Shannon attended an Iceman screening in New York City on Monday alongside co-stars Winona Ryder and Ray Liotta and director Ariel Vroman, who said of the Funny or Die spot: “I loved it! And it’s helping us I hope. Everybody finally knows Michael Shannon finally.”
Shannon portrays real-life contract assassin Richard Kuklinski in the film, which opens May 3 and is based on Anthony Bruno‘s book The Iceman: The True Story of a Cold-Blooded Killer. A devoted husband and father living a double life, Kuklinski was arrested in 1986 for murdering more than 100 people with a ruthlessness and chilling sense of detachment that earned him his nickname. He died in prison in 2006.
If the man were still alive, could Shannon summon the courage to meet him face to face?
“I would, but I don’t know what I would say to him, and I’m afraid that he wouldn’t like me very much,” says Shannon. “And he’d probably think that I wasn’t up for the job of playing him in a move. ‘Cause I’m really not much like him. I spent so much time with him watching the interviews that that was a much safer situation ’cause I wasn’t in the same room with him.”
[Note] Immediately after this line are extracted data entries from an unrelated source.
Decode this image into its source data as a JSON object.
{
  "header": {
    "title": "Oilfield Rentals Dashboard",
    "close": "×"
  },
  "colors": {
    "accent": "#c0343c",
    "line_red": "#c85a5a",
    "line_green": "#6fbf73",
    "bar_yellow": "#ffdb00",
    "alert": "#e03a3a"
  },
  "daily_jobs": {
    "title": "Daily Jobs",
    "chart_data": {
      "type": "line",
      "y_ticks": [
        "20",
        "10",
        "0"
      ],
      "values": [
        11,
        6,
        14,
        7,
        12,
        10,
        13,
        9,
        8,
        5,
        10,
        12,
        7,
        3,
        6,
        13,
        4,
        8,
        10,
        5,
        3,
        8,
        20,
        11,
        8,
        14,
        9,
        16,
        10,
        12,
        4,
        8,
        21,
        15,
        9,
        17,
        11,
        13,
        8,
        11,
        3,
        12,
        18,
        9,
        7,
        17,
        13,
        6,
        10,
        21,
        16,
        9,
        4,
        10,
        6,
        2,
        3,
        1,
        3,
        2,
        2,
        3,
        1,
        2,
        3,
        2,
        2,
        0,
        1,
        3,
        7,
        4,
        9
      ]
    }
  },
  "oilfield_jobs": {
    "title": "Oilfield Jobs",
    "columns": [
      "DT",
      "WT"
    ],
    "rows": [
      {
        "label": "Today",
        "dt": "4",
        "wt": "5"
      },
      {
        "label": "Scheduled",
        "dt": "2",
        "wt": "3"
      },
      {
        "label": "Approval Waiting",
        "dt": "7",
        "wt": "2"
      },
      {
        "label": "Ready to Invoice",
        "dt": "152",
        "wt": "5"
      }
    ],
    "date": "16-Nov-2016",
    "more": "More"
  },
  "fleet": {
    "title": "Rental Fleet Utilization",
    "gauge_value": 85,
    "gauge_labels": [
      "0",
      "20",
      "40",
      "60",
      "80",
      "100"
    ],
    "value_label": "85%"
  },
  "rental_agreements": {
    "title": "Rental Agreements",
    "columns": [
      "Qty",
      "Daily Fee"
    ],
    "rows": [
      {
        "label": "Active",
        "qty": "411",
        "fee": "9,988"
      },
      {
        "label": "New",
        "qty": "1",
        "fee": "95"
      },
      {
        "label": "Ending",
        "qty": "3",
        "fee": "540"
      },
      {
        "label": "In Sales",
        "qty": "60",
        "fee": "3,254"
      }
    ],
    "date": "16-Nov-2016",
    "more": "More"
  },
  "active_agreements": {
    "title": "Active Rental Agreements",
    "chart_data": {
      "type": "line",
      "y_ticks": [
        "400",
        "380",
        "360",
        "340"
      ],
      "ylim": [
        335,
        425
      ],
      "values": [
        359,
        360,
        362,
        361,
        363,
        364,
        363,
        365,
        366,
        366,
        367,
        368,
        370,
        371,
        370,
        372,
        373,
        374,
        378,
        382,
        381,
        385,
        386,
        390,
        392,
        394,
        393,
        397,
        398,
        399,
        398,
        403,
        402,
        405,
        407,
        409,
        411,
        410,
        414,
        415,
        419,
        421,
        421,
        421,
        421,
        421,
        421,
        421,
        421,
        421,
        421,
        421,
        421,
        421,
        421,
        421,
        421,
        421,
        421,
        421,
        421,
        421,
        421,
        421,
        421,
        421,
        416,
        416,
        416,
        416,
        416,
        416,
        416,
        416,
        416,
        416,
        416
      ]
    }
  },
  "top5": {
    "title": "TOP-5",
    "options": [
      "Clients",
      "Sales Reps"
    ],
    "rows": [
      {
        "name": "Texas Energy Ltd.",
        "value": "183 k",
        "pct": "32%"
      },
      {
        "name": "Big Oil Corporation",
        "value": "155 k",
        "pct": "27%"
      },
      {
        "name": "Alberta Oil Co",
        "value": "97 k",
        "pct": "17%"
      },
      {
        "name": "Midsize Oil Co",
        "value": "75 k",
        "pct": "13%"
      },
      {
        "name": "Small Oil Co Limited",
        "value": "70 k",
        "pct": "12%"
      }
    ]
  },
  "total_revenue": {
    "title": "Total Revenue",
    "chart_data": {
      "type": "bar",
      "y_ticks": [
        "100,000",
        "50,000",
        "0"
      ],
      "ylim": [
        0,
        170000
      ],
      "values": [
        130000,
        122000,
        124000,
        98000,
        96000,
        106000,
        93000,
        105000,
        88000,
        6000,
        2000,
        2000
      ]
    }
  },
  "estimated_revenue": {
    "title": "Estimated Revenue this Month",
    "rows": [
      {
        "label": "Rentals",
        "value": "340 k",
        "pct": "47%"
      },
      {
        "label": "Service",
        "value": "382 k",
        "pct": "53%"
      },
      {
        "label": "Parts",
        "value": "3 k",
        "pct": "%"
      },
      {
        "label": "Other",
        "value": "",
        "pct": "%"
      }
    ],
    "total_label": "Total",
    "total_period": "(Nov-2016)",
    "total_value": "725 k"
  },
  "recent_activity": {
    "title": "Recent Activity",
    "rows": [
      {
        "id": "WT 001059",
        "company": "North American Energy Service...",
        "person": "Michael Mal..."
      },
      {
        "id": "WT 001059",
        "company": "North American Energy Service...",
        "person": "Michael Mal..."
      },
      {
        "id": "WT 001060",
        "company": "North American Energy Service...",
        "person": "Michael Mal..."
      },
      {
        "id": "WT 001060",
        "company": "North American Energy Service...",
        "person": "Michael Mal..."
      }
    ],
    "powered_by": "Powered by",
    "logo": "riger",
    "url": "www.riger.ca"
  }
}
When asked whether this film is another step toward Ryder’s comeback, he responds: “I never thought she was gone. I think she chooses to work less frequently nowadays because she’s been doing this a long time and she has other interests in life, so I was actually very flattered that she thought this was worth her time. She’s as much a legend to me as she is to anybody else. So it was kind of a dream come true to get to work with her.”